Philosophers would try to answer this question through the so-called bottom-line approach, according to which one is ethically good as long as he or she does not break any of the laws of society. How should a Christian, then, respond to the question? Should he or she also come up with the same passive and negative answer to the question? Is it good enough for a Christian not to break any laws in the business world? If not, what makes Christian business ethics unique and distinguishable from the general philosophical approach? Let me answer this question with two biblical principles that I believe distinctively characterize Christian business ethics.
The first principle deals with ownership in business. For Christians, all business is fundamentally God’s business. From this perspective, strictly speaking, it is wrong for Christians to say that they are serving God in their business. Instead, they would have to say that they are serving God’s business in their workplaces. While in the former, owners are concerned with their business plan, in the latter, owners are concerned with their faith and commitment to God’s business.
This, of course, does not mean that a business owner should not have a business plan. To be specific, I find an exemplary model of Christian businesspeople in the story of a Roman centurion in Luke 7, where Jesus is “amazed” at the centurion for his faith when the centurion identifies himself as a “man set under authority.” The man’s philosophy of profession is summarized in his own statement: “For I also am a man set under authority, with soldiers under me; and I say to one, ‘Go,’ and he goes, and to another, ‘Come,’ and he comes.”
This statement gives us an insightful view of Christian identity. Simply put, Christians are no more than men and women “set under authority.” Even though a person may be a CEO of a big company, he or she is still a person set under authority, if claiming to be a Christian. It is thus critical for Christian businessmen and businesswomen to monitor themselves by occasionally asking the following question: Under whose authority am I set?
The second principle involves the philosophy of money. For Christians, money is not the purpose of their doing business; serving others’ needs is, rather, the purpose of their doing business. When it comes to money, Christians ought to confess that they earn money by serving others’ needs. As long as we are living in this world in bodily form, no one is exempt from the need to support their physical or mental needs, and business is, in fact, how human activity is used to meet the various needs of humankind. If, however, we believe that money is the purpose of business, there is no space for genuine love or care—the essence of Christian ethics—in the business world. When launching a business, therefore, a man or woman should ask: What is God’s plan for me? Then one should search the area where peoples’ needs are not being well served. If a man or woman finds a way to serve people’s unmet needs, then it will become a new business.
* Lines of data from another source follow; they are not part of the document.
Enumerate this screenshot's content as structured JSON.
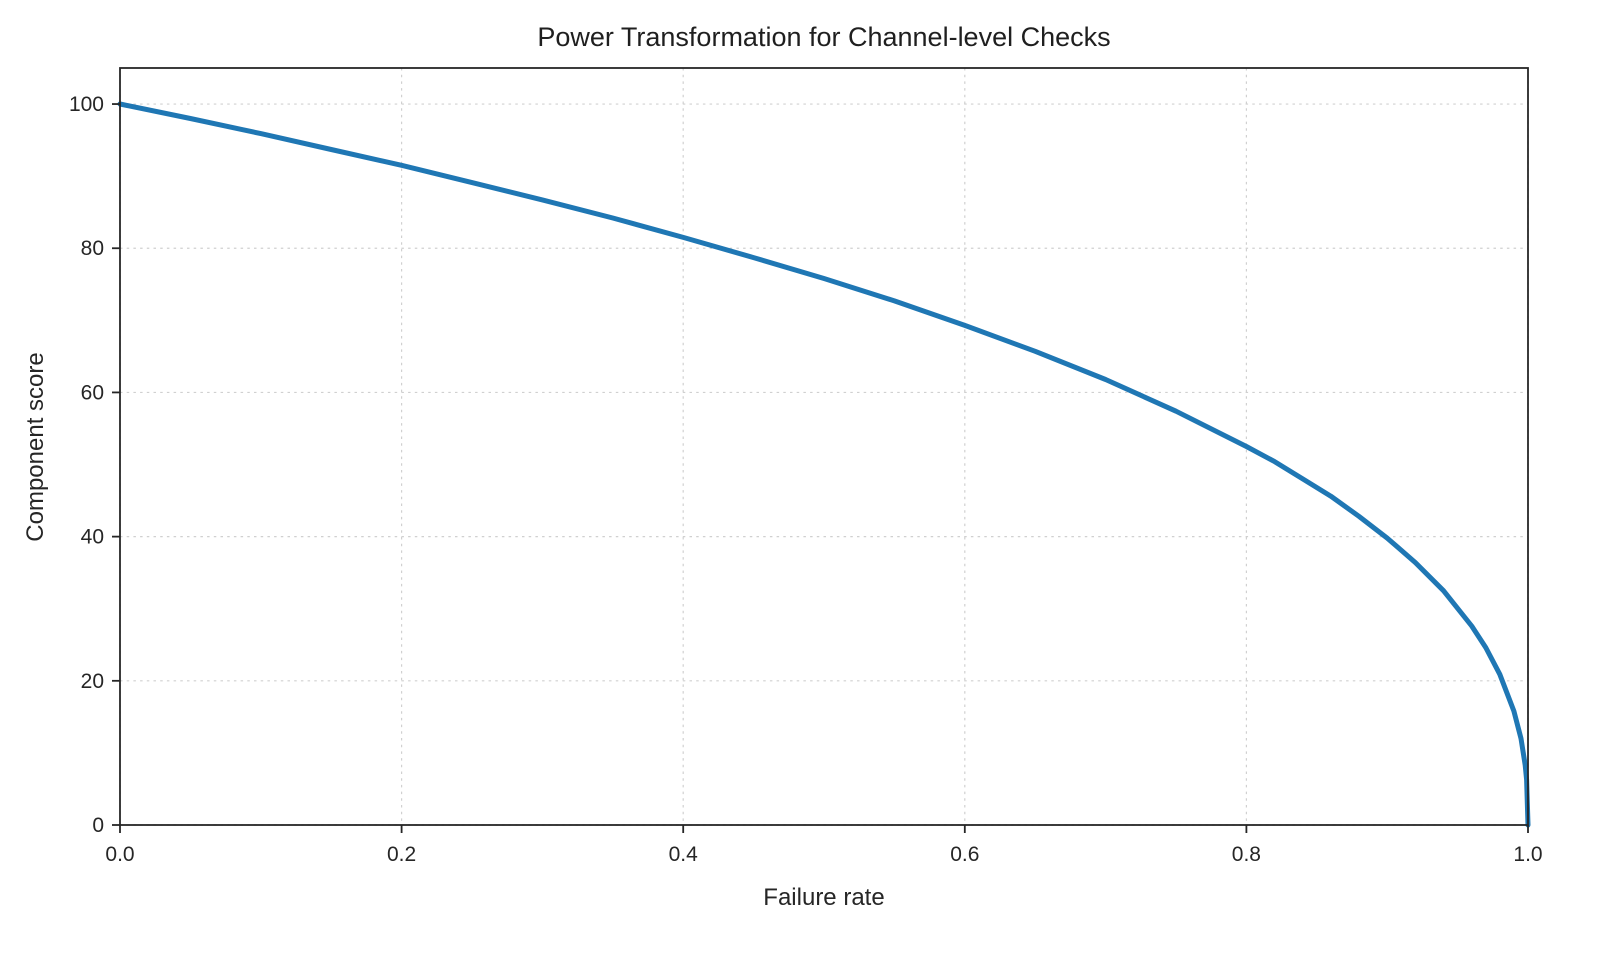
{
  "chart_data": {
    "type": "line",
    "title": "Power Transformation for Channel-level Checks",
    "xlabel": "Failure rate",
    "ylabel": "Component score",
    "xlim": [
      0,
      1
    ],
    "ylim": [
      0,
      105
    ],
    "grid": true,
    "grid_style": "dashed",
    "legend": "none",
    "xticks": [
      0,
      0.2,
      0.4,
      0.6,
      0.8,
      1.0
    ],
    "xtick_labels": [
      "0.0",
      "0.2",
      "0.4",
      "0.6",
      "0.8",
      "1.0"
    ],
    "yticks": [
      0,
      20,
      40,
      60,
      80,
      100
    ],
    "ytick_labels": [
      "0",
      "20",
      "40",
      "60",
      "80",
      "100"
    ],
    "colors": {
      "line": "#1f77b4",
      "grid": "#d0d0d0",
      "spine": "#262626",
      "text": "#262626"
    },
    "series": [
      {
        "name": "component-score-curve",
        "x": [
          0,
          0.05,
          0.1,
          0.15,
          0.2,
          0.25,
          0.3,
          0.35,
          0.4,
          0.45,
          0.5,
          0.55,
          0.6,
          0.65,
          0.7,
          0.75,
          0.8,
          0.82,
          0.84,
          0.86,
          0.88,
          0.9,
          0.92,
          0.94,
          0.96,
          0.97,
          0.98,
          0.99,
          0.995,
          0.998,
          0.999,
          1.0
        ],
        "y": [
          100,
          98.0,
          95.9,
          93.7,
          91.5,
          89.1,
          86.7,
          84.2,
          81.5,
          78.7,
          75.8,
          72.7,
          69.3,
          65.7,
          61.8,
          57.4,
          52.5,
          50.4,
          48.0,
          45.6,
          42.8,
          39.8,
          36.4,
          32.5,
          27.6,
          24.6,
          20.9,
          15.8,
          12.0,
          8.3,
          6.3,
          0
        ]
      }
    ]
  }
}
In other words, we can reach an understanding that Christian business ethics is basically the ethics of serving. Since the act of serving is not possible without the discovery of others and the recognition of their needs, Christian businessmen and businesswomen should make the effort to discover the existence of others. One must notice, though, that I intentionally use the verb “discover” in relation to the needs of others and our neighbors, because these others and our neighbors can only be discovered through the eyes of serving rather than merely seeing and not taking action. In this respect, the integration of business and virtue is not only possible, it is also a call to all Christian businessmen and businesswomen.